On 26 June 2015, pursuant to a share and asset sale agreement, Health Foods as "the Trademark Purchaser" agreed to purchase the MUSASHI Registered Marks and Vitaco Health Australia as "the Share Purchaser" agreed to purchase the "Musashi Intellectual Property" from Post Holdings, Inc., which is the USA holding company of Post Foods, as "the Share Vendor" and Premier as "the IP Vendor". The "Musashi Intellectual Property" was defined to exclude the MUSASHI Registered Marks. That is, Health Foods was the purchaser of the trade marks but Premier remained the registered owner.
On 1 July 2015, Premier assigned all interests in the MUSASHI Registered Marks to Health Foods.
On 24 August 2015, Vitaco Holdings Limited lodged a prospectus with ASX Limited (the prospectus). The offer period under the prospectus was from 4 September 2015 to 11 September 2015.
On 14 September 2015, Health Foods agreed to sell the "Owned IPR" to Vitaco IP. The "Owned IPR" was defined to include all intellectual property rights owned by, relevantly, Health Foods. There was no exclusion of the MUSASHI Registered Marks.
On 21 September 2015, Health Foods assigned to Vitaco IP the MUSASHI Registered Marks.
10 As for the Christian application, I granted leave to file the application on 21 September 2015, returnable instanter.

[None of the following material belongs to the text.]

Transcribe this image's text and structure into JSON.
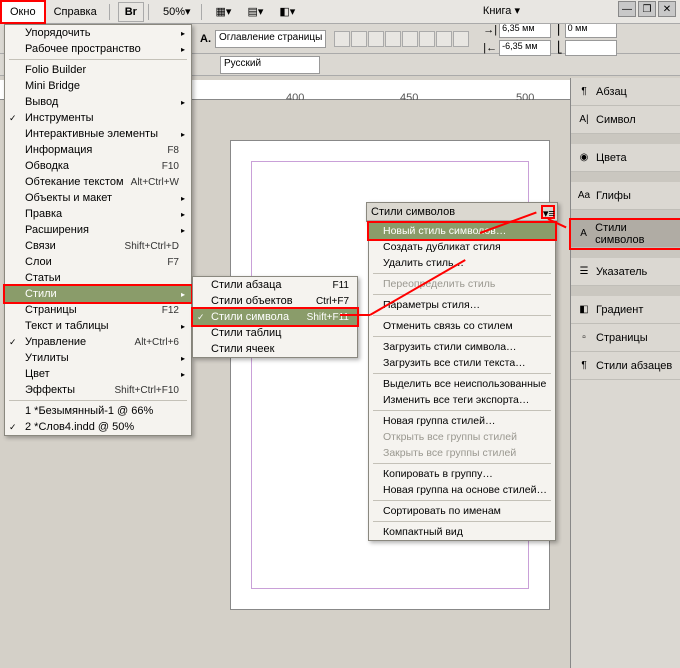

11 As at 21 September 2015, the date of hearing of the Christian application and the Nestlé application, Health Foods had no further interest in the MUSASHI Registered Marks. The registered owner of the MUSASHI Registered Marks remained Premier, the third respondent: the legal owner was Vitaco IP.

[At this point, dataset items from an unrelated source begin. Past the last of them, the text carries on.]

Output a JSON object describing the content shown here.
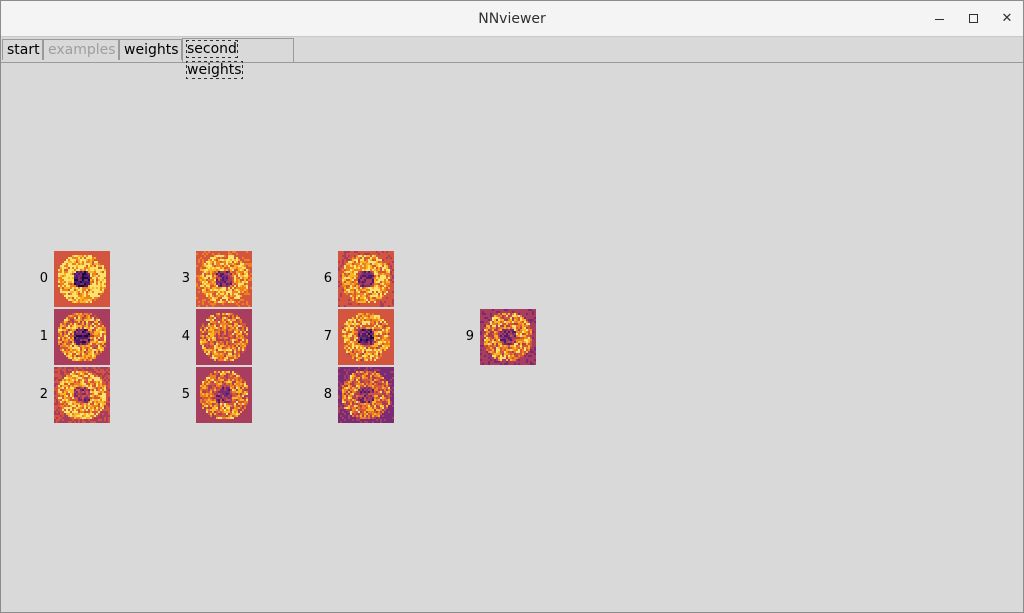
{
  "window": {
    "title": "NNviewer"
  },
  "tabs": [
    {
      "label": "start",
      "state": "normal"
    },
    {
      "label": "examples",
      "state": "disabled"
    },
    {
      "label": "weights",
      "state": "normal"
    },
    {
      "label": "second weights",
      "state": "active"
    }
  ],
  "weights": {
    "colormap": [
      "#1a0b3c",
      "#4c1d6b",
      "#7a2b76",
      "#a83d5e",
      "#d4553f",
      "#f07f20",
      "#f9b51f",
      "#fbe36c"
    ],
    "items": [
      {
        "label": "0",
        "base": 4.3,
        "ring": 6.3,
        "center": 1.0
      },
      {
        "label": "1",
        "base": 3.0,
        "ring": 5.2,
        "center": 1.4
      },
      {
        "label": "2",
        "base": 3.5,
        "ring": 5.6,
        "center": 2.8
      },
      {
        "label": "3",
        "base": 4.4,
        "ring": 5.8,
        "center": 2.3
      },
      {
        "label": "4",
        "base": 3.2,
        "ring": 5.0,
        "center": 4.0
      },
      {
        "label": "5",
        "base": 3.0,
        "ring": 4.8,
        "center": 2.6
      },
      {
        "label": "6",
        "base": 3.6,
        "ring": 5.6,
        "center": 2.0
      },
      {
        "label": "7",
        "base": 4.2,
        "ring": 5.4,
        "center": 1.6
      },
      {
        "label": "8",
        "base": 2.4,
        "ring": 4.6,
        "center": 2.4
      },
      {
        "label": "9",
        "base": 2.6,
        "ring": 5.0,
        "center": 2.2
      }
    ]
  }
}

12 Thus, as at the date of hearing of the interlocutory applications, the evidence was that the registered owner of the MUSASHI Registered Marks remained Premier. The legal owner of the MUSASHI Registered Marks was Vitaco IP. The only party which sought to be joined as a respondent/cross-appellant was Vitaco IP. Health Foods had no interest in the MUSASHI Registered Marks.
13 Mr Christian's evidence was based on the prospectus which, he asserted, states that Vitaco Health Australia and Health Foods acquired the MUSASHI Registered Marks. The prospectus states that Vitaco Health Australia and Health Foods acquired all intellectual property rights relating to the "Musashi" brand from Premier. Each of those parties are part of "the Vitaco Group". This is supported by the evidence and by submissions from counsel for Nestlé and Vitaco IP, namely that each of the parties was part of the same group of companies. Mr Christian also relied on the share and asset sale agreement of 26 June 2015, which had been superseded by the intellectual property transfer agreement of 14 September 2015.
14 Mr Christian did not establish that Vitaco Health Australia had an interest in the MUSASHI Registered Marks. He relied on a page from the prospectus. The prospectus stated that on 26 June 2015, Vitaco Health Australia and Health Foods, defined jointly as "the Musashi Purchasers" entered into a share and asset sale agreement with Post Holdings, Inc. and Premier, defined jointly as "the Vendors". The prospectus stated that 'the Musashi Purchasers acquired all intellectual property rights relating to the "Musashi" brand from Premier'.
15 On a more detailed examination of the evidence provided by Nestlé, as set out in the chronology above, Vitaco Health Australia did not acquire an interest in the MUSASHI Registered Marks and there is no evidence that it has such an interest.
16 That is, Mr Christian did not establish that Vitaco Health Australia or Health Foods had any existing interest in the MUSASHI Registered Marks, or that those parties had an interest in, or were affected by, the appeal or cross-appeal.
17 I dismissed the Christian application and made no order as to costs.
18 The order for the joinder of Vitaco IP and the order dismissing the application for joinder of Vitaco Health Australia and Health Foods were made on the basis of the evidence as to the interests in the MUSASHI Registered Marks as at 21 September 2015.